Taking Care of (My Father's) Business
Inspired by Mitch Horowitz’s recent pilgrimage to Graceland, I have started a year-long project to read as many spiritual books as I can that were part of Elvis Presley’s cherished personal library. (You can learn more about Elvis’ reading in his spiritual mentor Larry Geller’s book “Leaves of Elvis’ Garden.”)
The first book I chose to read was Levi Dowling’s “The Aquarian Gospel of Jesus the Christ.”
Like Elvis, I was brought up in the Assemblies of God denomination of the Pentecostal faith. Because of my background, I found this book a little off-putting—a version of the gospels giving off an occult vibe felt a little scary to me. Flipping through the book, I was struck by odd anachronisms—like a reference to a harpsichord . But as I read it through, I began to like it more and more, finding it sweet and likeable, almost like outsider art. I especially liked how Levi’s version of Jesus is generally so concerned with animal welfare.
This passage is an obvious re-envisioning of the story of the Gadarene Swine. Instead of a herd of pigs, there’s a dog. And instead of allowing the spirit to enter the animal, as Legion (“We are many”) was allowed to enter the herd of swine which destroyed themselves, Jesus refuses. “It is not yours to throw the burden of your sin on any living thing” (This also relates to objections to animal sacrifice throughout Dowling’s gospel). Another retelling of the Gadarene Swine story appears in the Aquarian Gospel, and oddly, that time Jesus allows the spirit to enter into some animals and be destroyed. If I remember correctly, the animals are described as vermin carrying the Plague, so maybe that is how Dowling rationalized telling this version of the story.

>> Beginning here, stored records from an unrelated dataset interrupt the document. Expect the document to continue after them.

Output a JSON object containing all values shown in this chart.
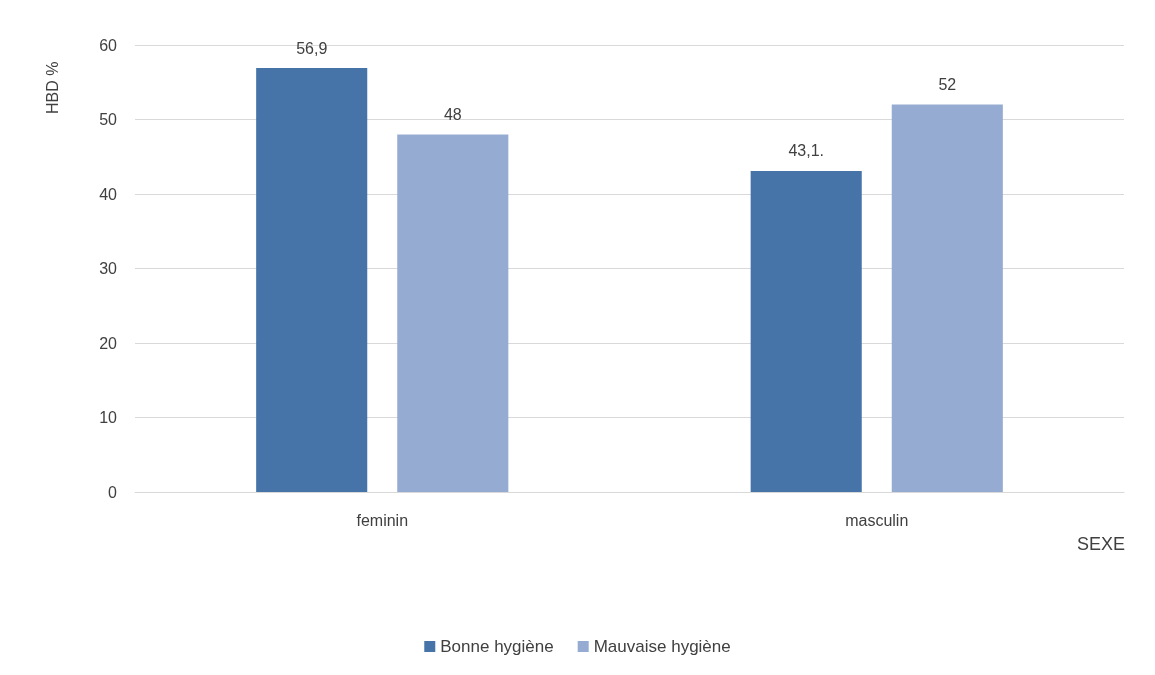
{
  "chart_data": {
    "type": "bar",
    "xlabel": "SEXE",
    "ylabel": "HBD %",
    "categories": [
      "feminin",
      "masculin"
    ],
    "series": [
      {
        "name": "Bonne hygiène",
        "color": "#4673a8",
        "values": [
          56.9,
          43.1
        ],
        "value_labels": [
          "56,9",
          "43,1."
        ]
      },
      {
        "name": "Mauvaise hygiène",
        "color": "#95abd2",
        "values": [
          48,
          52
        ],
        "value_labels": [
          "48",
          "52"
        ]
      }
    ],
    "ylim": [
      0,
      60
    ],
    "yticks": [
      0,
      10,
      20,
      30,
      40,
      50,
      60
    ],
    "grid": "y",
    "legend": "bottom"
  }
}
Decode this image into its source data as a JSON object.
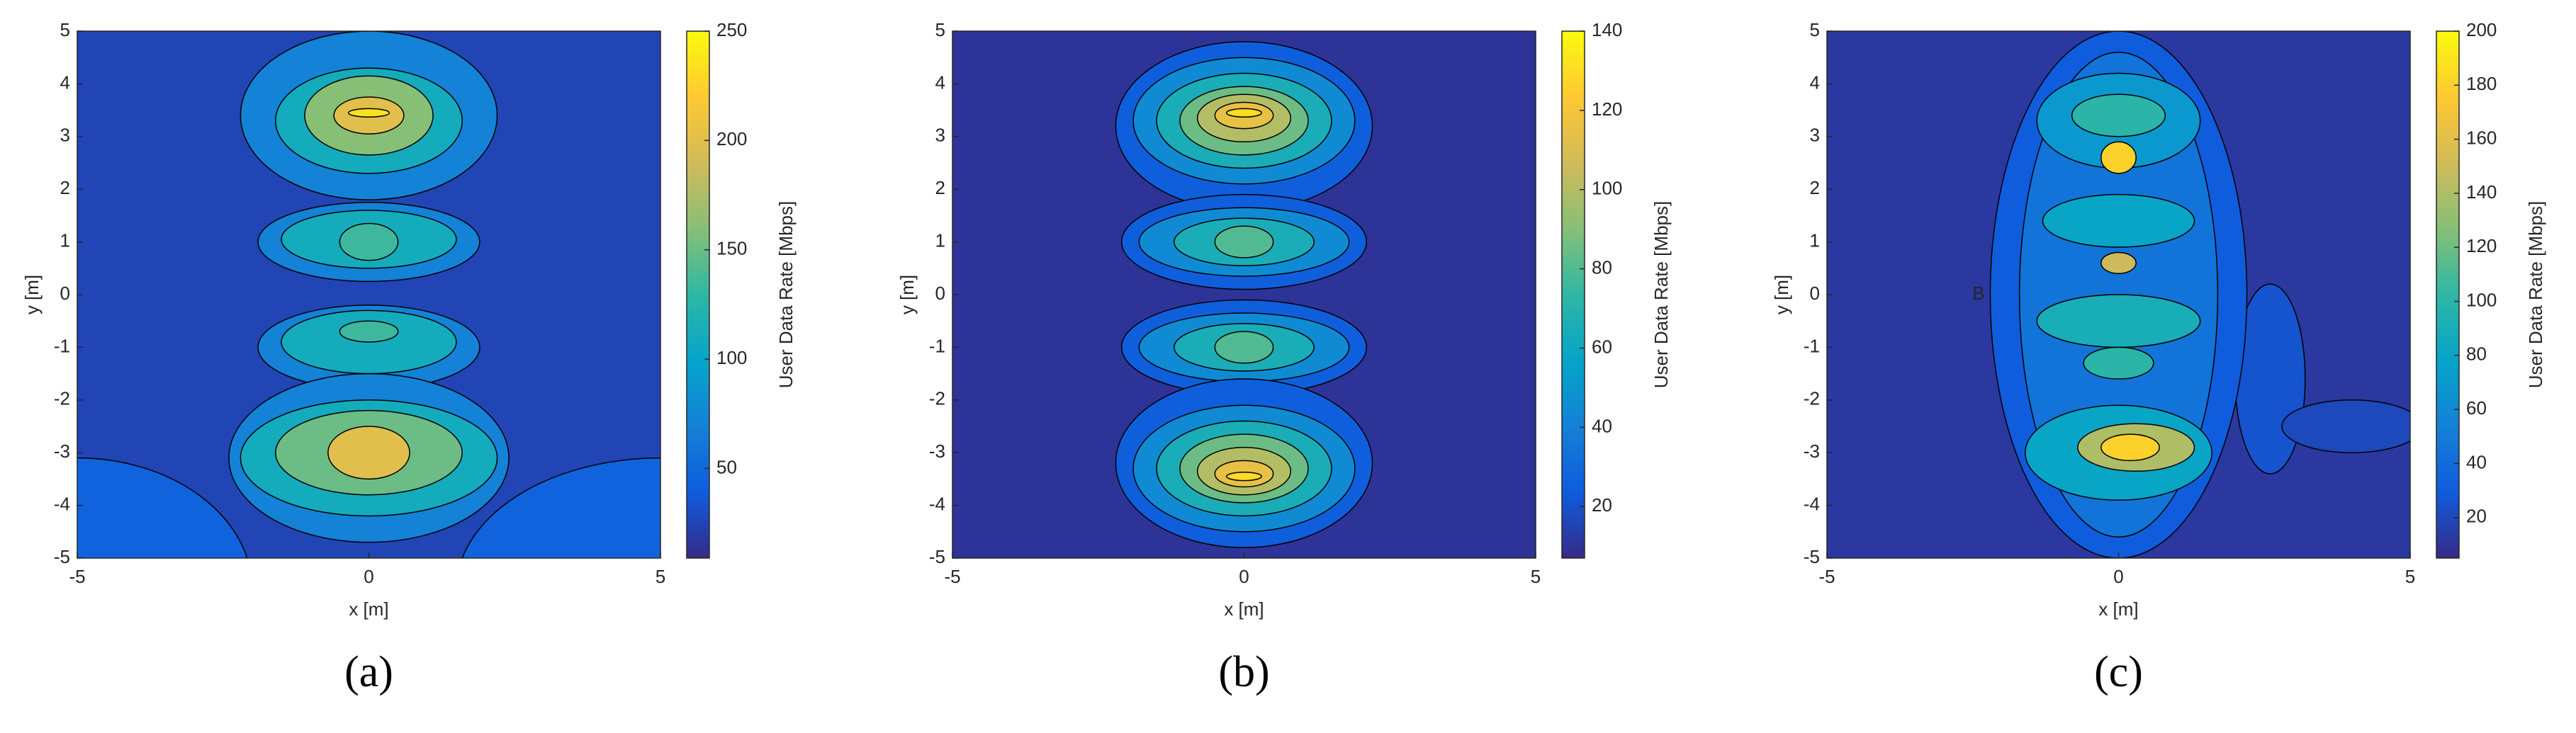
{
  "colormap": [
    "#352a87",
    "#0f5cdd",
    "#1481d6",
    "#06a4ca",
    "#2eb7a4",
    "#87bf77",
    "#d1bb59",
    "#fec832",
    "#f9fb0e"
  ],
  "chart_data": [
    {
      "type": "contour",
      "label": "(a)",
      "xlabel": "x [m]",
      "ylabel": "y [m]",
      "xlim": [
        -5,
        5
      ],
      "ylim": [
        -5,
        5
      ],
      "xticks": [
        -5,
        0,
        5
      ],
      "yticks": [
        -5,
        -4,
        -3,
        -2,
        -1,
        0,
        1,
        2,
        3,
        4,
        5
      ],
      "colorbar": {
        "label": "User Data Rate [Mbps]",
        "lim": [
          9,
          250
        ],
        "ticks": [
          50,
          100,
          150,
          200,
          250
        ]
      },
      "background": 25,
      "regions": [
        {
          "x": -5,
          "y": -5.6,
          "rx": 3,
          "ry": 2.5,
          "value": 45
        },
        {
          "x": 5,
          "y": -5.6,
          "rx": 3.5,
          "ry": 2.5,
          "value": 45
        },
        {
          "x": 0,
          "y": 3.4,
          "rx": 2.2,
          "ry": 1.6,
          "value": 70
        },
        {
          "x": 0,
          "y": 3.3,
          "rx": 1.6,
          "ry": 1.0,
          "value": 110
        },
        {
          "x": 0,
          "y": 3.4,
          "rx": 1.1,
          "ry": 0.75,
          "value": 160
        },
        {
          "x": 0,
          "y": 3.4,
          "rx": 0.6,
          "ry": 0.35,
          "value": 200
        },
        {
          "x": 0,
          "y": 3.45,
          "rx": 0.35,
          "ry": 0.08,
          "value": 235
        },
        {
          "x": 0,
          "y": 1,
          "rx": 1.9,
          "ry": 0.75,
          "value": 70
        },
        {
          "x": 0,
          "y": 1.05,
          "rx": 1.5,
          "ry": 0.55,
          "value": 110
        },
        {
          "x": 0,
          "y": 1,
          "rx": 0.5,
          "ry": 0.35,
          "value": 135
        },
        {
          "x": 0,
          "y": -1,
          "rx": 1.9,
          "ry": 0.8,
          "value": 70
        },
        {
          "x": 0,
          "y": -0.9,
          "rx": 1.5,
          "ry": 0.6,
          "value": 110
        },
        {
          "x": 0,
          "y": -0.7,
          "rx": 0.5,
          "ry": 0.2,
          "value": 135
        },
        {
          "x": 0,
          "y": -3.1,
          "rx": 2.4,
          "ry": 1.6,
          "value": 70
        },
        {
          "x": 0,
          "y": -3.1,
          "rx": 2.2,
          "ry": 1.1,
          "value": 110
        },
        {
          "x": 0,
          "y": -3,
          "rx": 1.6,
          "ry": 0.8,
          "value": 150
        },
        {
          "x": 0,
          "y": -3,
          "rx": 0.7,
          "ry": 0.5,
          "value": 200
        }
      ]
    },
    {
      "type": "contour",
      "label": "(b)",
      "xlabel": "x [m]",
      "ylabel": "y [m]",
      "xlim": [
        -5,
        5
      ],
      "ylim": [
        -5,
        5
      ],
      "xticks": [
        -5,
        0,
        5
      ],
      "yticks": [
        -5,
        -4,
        -3,
        -2,
        -1,
        0,
        1,
        2,
        3,
        4,
        5
      ],
      "colorbar": {
        "label": "User Data Rate [Mbps]",
        "lim": [
          7,
          140
        ],
        "ticks": [
          20,
          40,
          60,
          80,
          100,
          120,
          140
        ]
      },
      "background": 10,
      "regions": [
        {
          "x": 0,
          "y": 3.2,
          "rx": 2.2,
          "ry": 1.6,
          "value": 25
        },
        {
          "x": 0,
          "y": 3.3,
          "rx": 1.9,
          "ry": 1.2,
          "value": 45
        },
        {
          "x": 0,
          "y": 3.3,
          "rx": 1.5,
          "ry": 0.9,
          "value": 65
        },
        {
          "x": 0,
          "y": 3.3,
          "rx": 1.1,
          "ry": 0.65,
          "value": 85
        },
        {
          "x": 0,
          "y": 3.35,
          "rx": 0.8,
          "ry": 0.45,
          "value": 100
        },
        {
          "x": 0,
          "y": 3.4,
          "rx": 0.5,
          "ry": 0.25,
          "value": 115
        },
        {
          "x": 0,
          "y": 3.45,
          "rx": 0.3,
          "ry": 0.08,
          "value": 130
        },
        {
          "x": 0,
          "y": 1,
          "rx": 2.1,
          "ry": 0.9,
          "value": 25
        },
        {
          "x": 0,
          "y": 1,
          "rx": 1.8,
          "ry": 0.65,
          "value": 45
        },
        {
          "x": 0,
          "y": 1,
          "rx": 1.2,
          "ry": 0.45,
          "value": 65
        },
        {
          "x": 0,
          "y": 1,
          "rx": 0.5,
          "ry": 0.3,
          "value": 80
        },
        {
          "x": 0,
          "y": -1,
          "rx": 2.1,
          "ry": 0.9,
          "value": 25
        },
        {
          "x": 0,
          "y": -1,
          "rx": 1.8,
          "ry": 0.65,
          "value": 45
        },
        {
          "x": 0,
          "y": -1,
          "rx": 1.2,
          "ry": 0.45,
          "value": 65
        },
        {
          "x": 0,
          "y": -1,
          "rx": 0.5,
          "ry": 0.3,
          "value": 80
        },
        {
          "x": 0,
          "y": -3.2,
          "rx": 2.2,
          "ry": 1.6,
          "value": 25
        },
        {
          "x": 0,
          "y": -3.3,
          "rx": 1.9,
          "ry": 1.2,
          "value": 45
        },
        {
          "x": 0,
          "y": -3.3,
          "rx": 1.5,
          "ry": 0.9,
          "value": 65
        },
        {
          "x": 0,
          "y": -3.3,
          "rx": 1.1,
          "ry": 0.65,
          "value": 85
        },
        {
          "x": 0,
          "y": -3.35,
          "rx": 0.8,
          "ry": 0.45,
          "value": 100
        },
        {
          "x": 0,
          "y": -3.4,
          "rx": 0.5,
          "ry": 0.25,
          "value": 115
        },
        {
          "x": 0,
          "y": -3.45,
          "rx": 0.3,
          "ry": 0.08,
          "value": 130
        }
      ]
    },
    {
      "type": "contour",
      "label": "(c)",
      "xlabel": "x [m]",
      "ylabel": "y [m]",
      "xlim": [
        -5,
        5
      ],
      "ylim": [
        -5,
        5
      ],
      "xticks": [
        -5,
        0,
        5
      ],
      "yticks": [
        -5,
        -4,
        -3,
        -2,
        -1,
        0,
        1,
        2,
        3,
        4,
        5
      ],
      "colorbar": {
        "label": "User Data Rate [Mbps]",
        "lim": [
          5,
          200
        ],
        "ticks": [
          20,
          40,
          60,
          80,
          100,
          120,
          140,
          160,
          180,
          200
        ]
      },
      "background": 12,
      "annotations": [
        {
          "text": "B",
          "x": -2.4,
          "y": 0
        }
      ],
      "regions": [
        {
          "x": 2.6,
          "y": -1.6,
          "rx": 0.6,
          "ry": 1.8,
          "value": 25
        },
        {
          "x": 4,
          "y": -2.5,
          "rx": 1.2,
          "ry": 0.5,
          "value": 20
        },
        {
          "x": 0,
          "y": 0,
          "rx": 2.2,
          "ry": 5,
          "value": 30
        },
        {
          "x": 0,
          "y": 0,
          "rx": 1.7,
          "ry": 4.6,
          "value": 45
        },
        {
          "x": 0,
          "y": 3.3,
          "rx": 1.4,
          "ry": 0.9,
          "value": 70
        },
        {
          "x": 0,
          "y": 3.4,
          "rx": 0.8,
          "ry": 0.4,
          "value": 100
        },
        {
          "x": 0,
          "y": 2.6,
          "rx": 0.3,
          "ry": 0.3,
          "value": 180
        },
        {
          "x": 0,
          "y": 1.4,
          "rx": 1.3,
          "ry": 0.5,
          "value": 80
        },
        {
          "x": 0,
          "y": 0.6,
          "rx": 0.3,
          "ry": 0.2,
          "value": 150
        },
        {
          "x": 0,
          "y": -0.5,
          "rx": 1.4,
          "ry": 0.5,
          "value": 90
        },
        {
          "x": 0,
          "y": -1.3,
          "rx": 0.6,
          "ry": 0.3,
          "value": 100
        },
        {
          "x": 0,
          "y": -3,
          "rx": 1.6,
          "ry": 0.9,
          "value": 80
        },
        {
          "x": 0.3,
          "y": -2.9,
          "rx": 1.0,
          "ry": 0.45,
          "value": 140
        },
        {
          "x": 0.2,
          "y": -2.9,
          "rx": 0.5,
          "ry": 0.25,
          "value": 180
        }
      ]
    }
  ]
}
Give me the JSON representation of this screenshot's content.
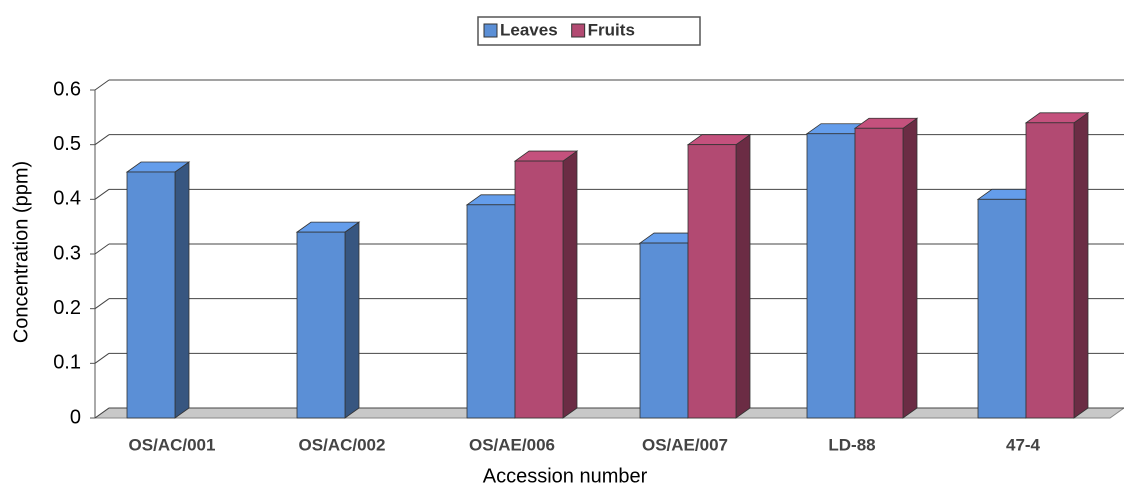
{
  "chart_data": {
    "type": "bar3d",
    "x_label": "Accession number",
    "y_label": "Concentration (ppm)",
    "categories": [
      "OS/AC/001",
      "OS/AC/002",
      "OS/AE/006",
      "OS/AE/007",
      "LD-88",
      "47-4"
    ],
    "series": [
      {
        "name": "Leaves",
        "color": "#5b8fd6",
        "values": [
          0.45,
          0.34,
          0.39,
          0.32,
          0.52,
          0.4
        ]
      },
      {
        "name": "Fruits",
        "color": "#b24a72",
        "values": [
          null,
          null,
          0.47,
          0.5,
          0.53,
          0.54
        ]
      }
    ],
    "ylim": [
      0,
      0.6
    ],
    "yticks": [
      0,
      0.1,
      0.2,
      0.3,
      0.4,
      0.5,
      0.6
    ],
    "grid": true,
    "legend": "top"
  }
}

Levi Dowling was an interesting figure, and I’m looking forward to reading more about him. In 1904 he planned (and apparently at least partially constructed) an intentional/mixed-use community (complete with a high school called The Temple of Resplendent Light) in California called Mount-Carmel-by-the-Sea. (You can read a newspaper article about it from the time here. The article, which refers to Levi and his followers as Gnostics, is an example of early 20th century snark).
Much of the Aquarian Gospel is concerned with Jesus’ missing years. Jesus travels the world and talks with spiritual masters from every religion. Like so much of the Aquarian Gospel, not something that I was taught in the Assembly of God church that I attended.